Que mil troikas floresçam

por estatuadesal

(Daniel Oliveira, in Expresso Diário, 21/07/2020)

Daniel Oliveira

(A Estátua, que não costuma comentar os textos publicados, desta vez não resiste: levanta-se, bate palmas ao Daniel e assina por baixo! De facto, a UE vai de derrota em derrota até à derrocada final.

Estátua de Sal, 21-07-2020)


Enquanto o Conselho destruía qualquer ideia de solidariedade entre Estados, voltando a sublinhar a distância entre as ilusões que muitos têm sobre a União e a realidade, um outro dossier está prestes a ser fechado: o quadro financeiro plurianual, que vigorará até 2027. Sem reforço orçamental nem redistribuição de encargos, Portugal terá, em plena crise, um corte nos fundos de coesão.
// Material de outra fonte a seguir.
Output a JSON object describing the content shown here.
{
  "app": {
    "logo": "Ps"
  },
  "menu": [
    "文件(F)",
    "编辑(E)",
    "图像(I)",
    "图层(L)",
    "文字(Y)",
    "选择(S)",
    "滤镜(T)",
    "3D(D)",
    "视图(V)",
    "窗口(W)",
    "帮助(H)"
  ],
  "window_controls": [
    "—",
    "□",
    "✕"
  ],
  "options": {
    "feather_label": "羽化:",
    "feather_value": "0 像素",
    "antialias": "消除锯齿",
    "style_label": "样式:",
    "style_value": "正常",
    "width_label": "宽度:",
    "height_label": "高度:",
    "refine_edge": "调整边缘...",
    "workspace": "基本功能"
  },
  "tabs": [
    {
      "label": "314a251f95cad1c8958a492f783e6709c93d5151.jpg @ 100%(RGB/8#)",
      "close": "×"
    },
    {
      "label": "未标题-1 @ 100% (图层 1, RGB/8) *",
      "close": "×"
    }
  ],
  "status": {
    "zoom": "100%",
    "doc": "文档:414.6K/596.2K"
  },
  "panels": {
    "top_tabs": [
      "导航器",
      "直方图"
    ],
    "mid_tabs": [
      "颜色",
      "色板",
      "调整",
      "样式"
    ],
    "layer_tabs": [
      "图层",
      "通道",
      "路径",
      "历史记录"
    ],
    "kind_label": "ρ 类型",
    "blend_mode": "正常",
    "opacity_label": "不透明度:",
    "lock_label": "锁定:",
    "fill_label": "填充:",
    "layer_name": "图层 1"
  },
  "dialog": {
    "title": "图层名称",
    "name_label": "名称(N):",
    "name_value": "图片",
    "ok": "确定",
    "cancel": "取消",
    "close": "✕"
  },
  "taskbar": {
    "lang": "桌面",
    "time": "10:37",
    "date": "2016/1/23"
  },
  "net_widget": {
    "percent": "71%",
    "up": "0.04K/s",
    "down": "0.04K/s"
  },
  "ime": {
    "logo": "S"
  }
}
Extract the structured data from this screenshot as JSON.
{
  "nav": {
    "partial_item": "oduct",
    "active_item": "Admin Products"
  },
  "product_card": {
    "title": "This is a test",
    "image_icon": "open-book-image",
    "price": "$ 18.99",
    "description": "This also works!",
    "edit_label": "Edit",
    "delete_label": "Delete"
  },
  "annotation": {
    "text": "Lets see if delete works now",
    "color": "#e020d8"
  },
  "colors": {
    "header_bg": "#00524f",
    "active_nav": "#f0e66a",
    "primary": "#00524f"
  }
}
Porque os custos da perda de receita pela saída do Reino Unido não foram distribuídos com critérios de coesão. Coesão é um palavrão do passado. A União, hoje, é mais mata-mata. Mas houve reforços de verbas: no controlo de fronteiras, para agradar à extrema-direita, e na defesa, dinheiro que vai direitinho para a indústria alemã e francesa.
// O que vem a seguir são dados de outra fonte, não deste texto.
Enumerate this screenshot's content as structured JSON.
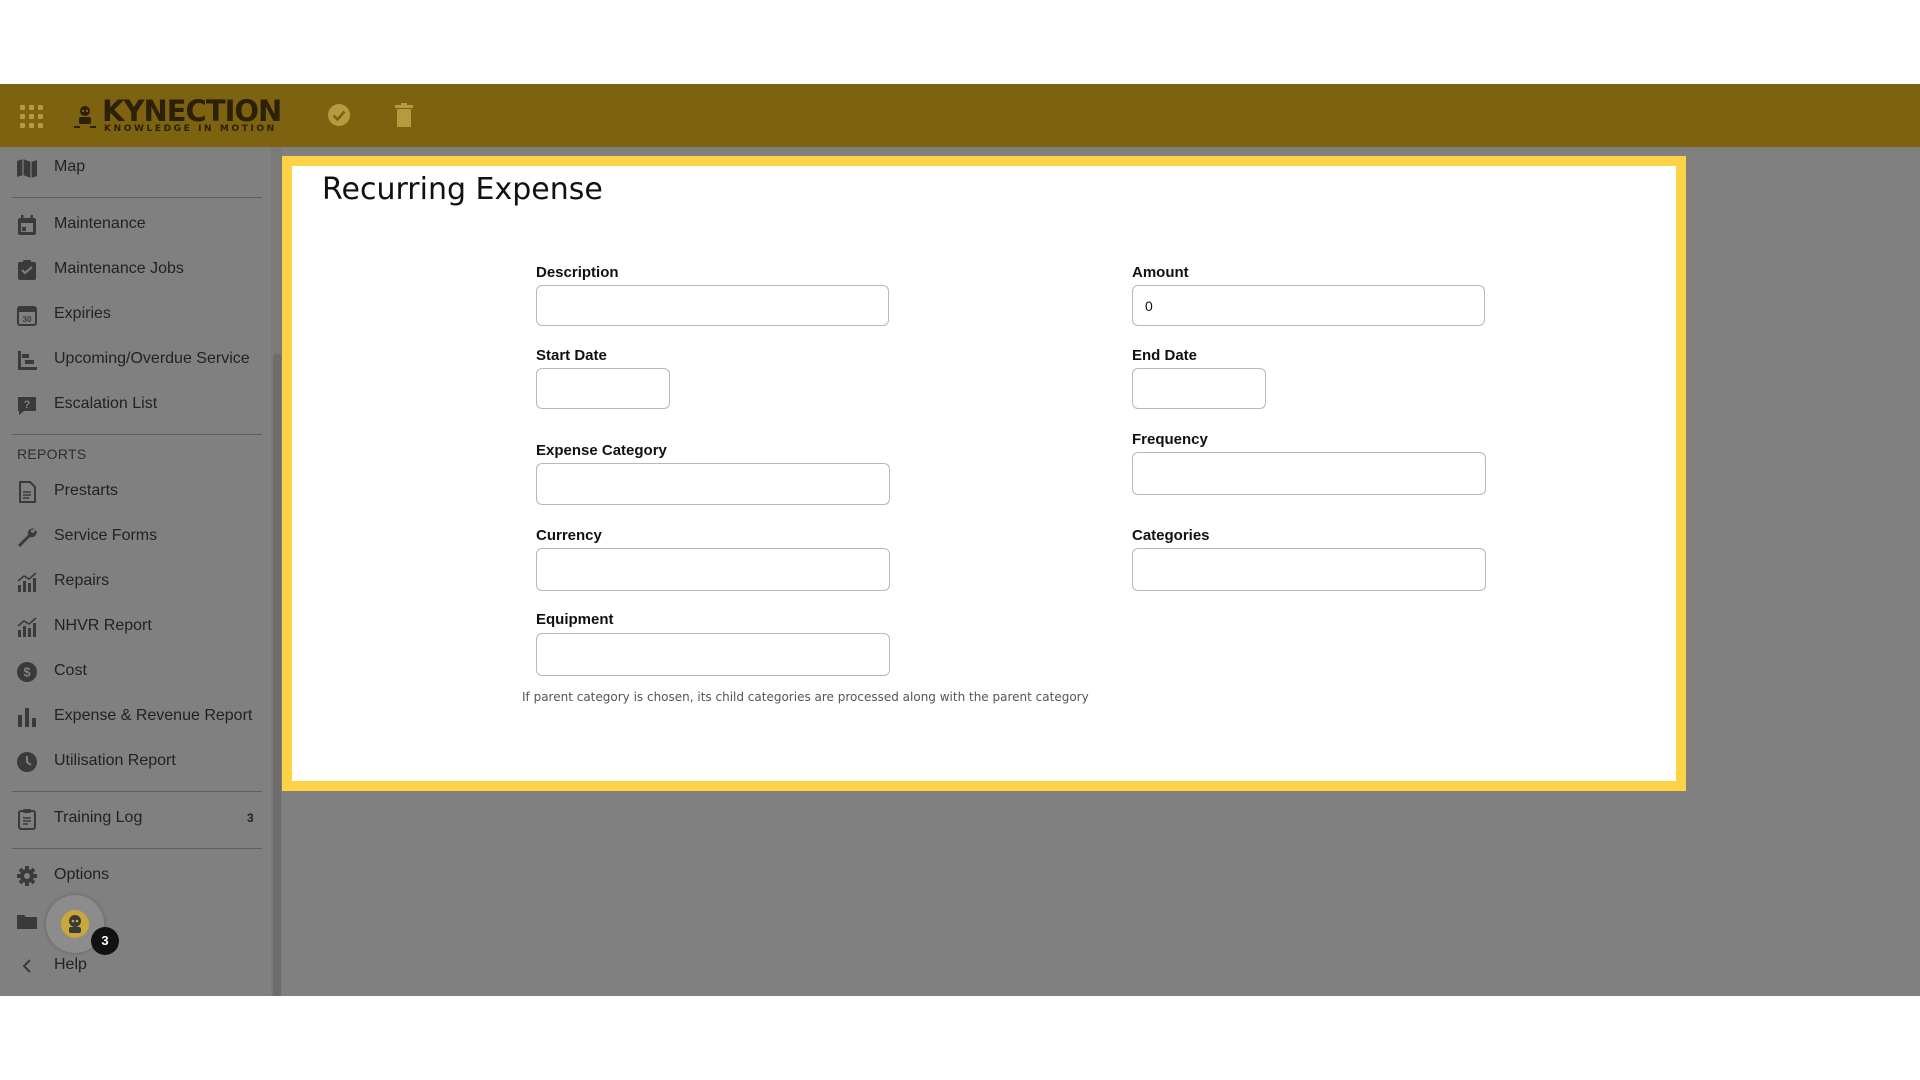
{
  "brand": {
    "name": "KYNECTION",
    "tagline": "KNOWLEDGE IN MOTION"
  },
  "colors": {
    "topbar": "#7d620f",
    "highlight": "#fdd244",
    "overlay": "#808080"
  },
  "toolbar": {
    "save_icon": "check-circle-icon",
    "delete_icon": "trash-icon"
  },
  "sidebar": {
    "items": [
      {
        "label": "Map",
        "icon": "map-icon"
      },
      {
        "label": "Maintenance",
        "icon": "calendar-icon"
      },
      {
        "label": "Maintenance Jobs",
        "icon": "clipboard-check-icon"
      },
      {
        "label": "Expiries",
        "icon": "calendar-30-icon"
      },
      {
        "label": "Upcoming/Overdue Service",
        "icon": "timeline-icon"
      },
      {
        "label": "Escalation List",
        "icon": "question-box-icon"
      }
    ],
    "reports_header": "REPORTS",
    "reports": [
      {
        "label": "Prestarts",
        "icon": "document-icon"
      },
      {
        "label": "Service Forms",
        "icon": "wrench-icon"
      },
      {
        "label": "Repairs",
        "icon": "chart-icon"
      },
      {
        "label": "NHVR Report",
        "icon": "chart-icon"
      },
      {
        "label": "Cost",
        "icon": "dollar-icon"
      },
      {
        "label": "Expense & Revenue Report",
        "icon": "bar-chart-icon"
      },
      {
        "label": "Utilisation Report",
        "icon": "clock-icon"
      }
    ],
    "training": {
      "label": "Training Log",
      "count": "3"
    },
    "options": {
      "label": "Options"
    },
    "help": {
      "label": "Help"
    },
    "avatar_badge": "3"
  },
  "form": {
    "title": "Recurring Expense",
    "description": {
      "label": "Description",
      "value": ""
    },
    "amount": {
      "label": "Amount",
      "value": "0"
    },
    "start_date": {
      "label": "Start Date",
      "value": ""
    },
    "end_date": {
      "label": "End Date",
      "value": ""
    },
    "expense_category": {
      "label": "Expense Category",
      "value": ""
    },
    "frequency": {
      "label": "Frequency",
      "value": ""
    },
    "currency": {
      "label": "Currency",
      "value": ""
    },
    "categories": {
      "label": "Categories",
      "value": ""
    },
    "equipment": {
      "label": "Equipment",
      "value": ""
    },
    "hint": "If parent category is chosen, its child categories are processed along with the parent category"
  }
}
A coisa não fica por aqui. Ao desconto (rebates) que 2,9 mil milhões de euros que quatro países do norte – chamar-lhes “frugais” é comprar a sua própria narrativa, baseada numa mentira descarada – já tinham conseguido em relação ao que deveriam ter de pagar, conquistaram, no Conselho Europeu, mais mil milhões. Foi um dia em cheio.

Mas o episódio mais lamentável foi mesmo a conclusão da negociação do Fundo de Recuperação. Os autodenominados “frugais” conseguiram impor a sua vontade e ela será um importante prego (mais um) no caixão que está a ser velado em Bruxelas. Bem sei que há negociações e depois chega-se a um meio termo. Mas não se chegou a meio termo nenhum. Chegou-se a meio termo nos valores, não no essencial.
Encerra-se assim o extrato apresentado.